Renforcer les moyens des services de renseignement français : c’est l’objectif du projet de loi débattu à partir d’aujourd’hui à l’Assemblée nationale.

Les attentats de janvier dernier ont révélé des failles dans la protection de notre pays vis-à-vis de la menace terroriste. Pour réagir, le gouvernement a décidé d’élaborer un texte renforçant les pouvoirs des services de renseignement. Le projet de loi autorise les policiers à utiliser des balises, posées sur les voitures des suspects ainsi que l’installation de micros à leur domicile ou la généralisation des « Imsi-catcher », des appareils qui interceptent toutes les communications autour de lui.
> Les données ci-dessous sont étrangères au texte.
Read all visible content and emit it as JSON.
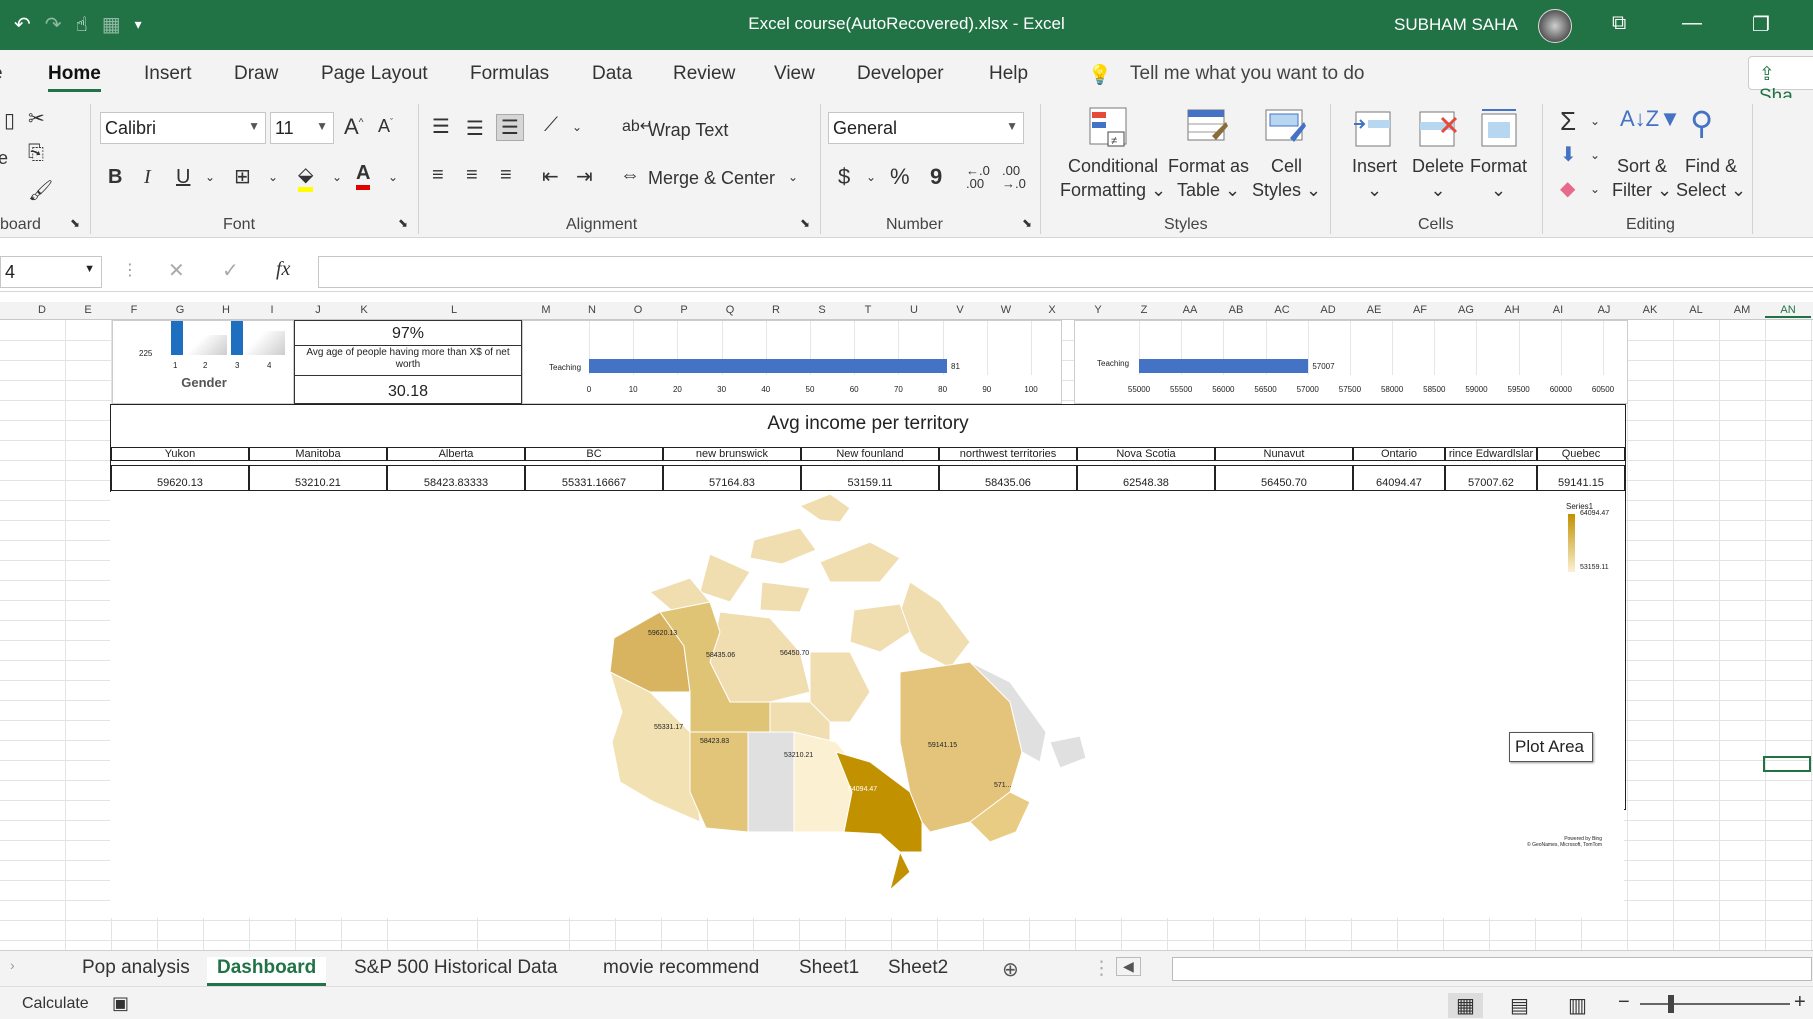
{
  "title_bar": {
    "document_title": "Excel course(AutoRecovered).xlsx  -  Excel",
    "user_name": "SUBHAM SAHA"
  },
  "ribbon_tabs": [
    "Home",
    "Insert",
    "Draw",
    "Page Layout",
    "Formulas",
    "Data",
    "Review",
    "View",
    "Developer",
    "Help"
  ],
  "active_tab": "Home",
  "tell_me": "Tell me what you want to do",
  "share_label": "Sha",
  "font": {
    "name": "Calibri",
    "size": "11",
    "group_label": "Font"
  },
  "clipboard": {
    "group_label": "board"
  },
  "alignment": {
    "wrap_text": "Wrap Text",
    "merge_center": "Merge & Center",
    "group_label": "Alignment"
  },
  "number": {
    "format": "General",
    "group_label": "Number",
    "currency": "$",
    "percent": "%",
    "comma": "9"
  },
  "styles": {
    "conditional": [
      "Conditional",
      "Formatting"
    ],
    "format_table": [
      "Format as",
      "Table"
    ],
    "cell_styles": [
      "Cell",
      "Styles"
    ],
    "group_label": "Styles"
  },
  "cells": {
    "insert": "Insert",
    "delete": "Delete",
    "format": "Format",
    "group_label": "Cells"
  },
  "editing": {
    "sort": [
      "Sort &",
      "Filter"
    ],
    "find": [
      "Find &",
      "Select"
    ],
    "group_label": "Editing"
  },
  "formula_bar": {
    "name_box": "4",
    "fx": "fx",
    "value": ""
  },
  "columns": [
    "D",
    "E",
    "F",
    "G",
    "H",
    "I",
    "J",
    "K",
    "L",
    "M",
    "N",
    "O",
    "P",
    "Q",
    "R",
    "S",
    "T",
    "U",
    "V",
    "W",
    "X",
    "Y",
    "Z",
    "AA",
    "AB",
    "AC",
    "AD",
    "AE",
    "AF",
    "AG",
    "AH",
    "AI",
    "AJ",
    "AK",
    "AL",
    "AM",
    "AN"
  ],
  "gender_chart": {
    "title": "Gender",
    "y_tick": "225",
    "x_ticks": [
      "1",
      "2",
      "3",
      "4"
    ]
  },
  "kpi": {
    "percent": "97%",
    "caption": "Avg age of people having more than X$ of net worth",
    "value": "30.18"
  },
  "teaching_chart_1": {
    "category": "Teaching",
    "value": "81",
    "ticks": [
      "0",
      "10",
      "20",
      "30",
      "40",
      "50",
      "60",
      "70",
      "80",
      "90",
      "100"
    ]
  },
  "teaching_chart_2": {
    "category": "Teaching",
    "value": "57007",
    "ticks": [
      "55000",
      "55500",
      "56000",
      "56500",
      "57000",
      "57500",
      "58000",
      "58500",
      "59000",
      "59500",
      "60000",
      "60500"
    ]
  },
  "income_table": {
    "title": "Avg income per territory",
    "headers": [
      "Yukon",
      "Manitoba",
      "Alberta",
      "BC",
      "new brunswick",
      "New founland",
      "northwest territories",
      "Nova Scotia",
      "Nunavut",
      "Ontario",
      "rince Edwardlslar",
      "Quebec"
    ],
    "values": [
      "59620.13",
      "53210.21",
      "58423.83333",
      "55331.16667",
      "57164.83",
      "53159.11",
      "58435.06",
      "62548.38",
      "56450.70",
      "64094.47",
      "57007.62",
      "59141.15"
    ]
  },
  "map": {
    "legend_series": "Series1",
    "legend_max": "64094.47",
    "legend_min": "53159.11",
    "labels": {
      "yukon": "59620.13",
      "nwt": "58435.06",
      "nunavut": "56450.70",
      "bc": "55331.17",
      "alberta": "58423.83",
      "manitoba": "53210.21",
      "ontario": "64094.47",
      "quebec": "59141.15",
      "maritimes": "571..."
    },
    "attribution": [
      "Powered by Bing",
      "© GeoNames, Microsoft, TomTom"
    ],
    "plot_area_label": "Plot Area"
  },
  "sheet_tabs": [
    "Pop analysis",
    "Dashboard",
    "S&P 500 Historical Data",
    "movie recommend",
    "Sheet1",
    "Sheet2"
  ],
  "active_sheet": "Dashboard",
  "status": "Calculate",
  "colors": {
    "excel_green": "#217346",
    "bar_blue": "#4472c4",
    "gold_dark": "#c29100",
    "gold_light": "#f6e8c1"
  }
}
Par ailleurs, la surveillance d’Internet est au cœur de la lutte antiterroriste. Il prévoit la mise en place de « boîtes noires », capable de détecter les comportements suspects sur Internet. Toutes les écoutes et interceptions seront autorisées par le Premier ministre, sans passer par un juge, après avis de la Commission nationale de contrôle des techniques de renseignement (CNCTR), organe également crée par cette nouvelle loi.

Si les parlementaires, de droite comme de gauche, sont en majorité favorables à ces mesures, de nombreuses voix se sont élevées pour mettre en garde contre une surveillance généralisée des Français. Jeudi, sept hébergeurs dont OVH et Gandi, ont menacé de qutter l'Hexagone pour ne pas perdre leurs clients. La CNIL quant à elle déplore que le projet de loi « permette de collecter, de manière indifférenciée, un volume important de données qui peuvent être relatives à des personnes tout à fait étrangères à la mission de renseignement ». Le syndicat de la magistrature estime de son côté que le texte « installe un dispositif pérenne de contrôle occulte des citoyens ». En clair, de nombreux organismes ou associations craignent la mise en place d’un Big Brother à la Française, justifiée par la lutte contre le terrorisme, sur le modèle du Patriot Act américain voté un mois après le 11 septembre 2001.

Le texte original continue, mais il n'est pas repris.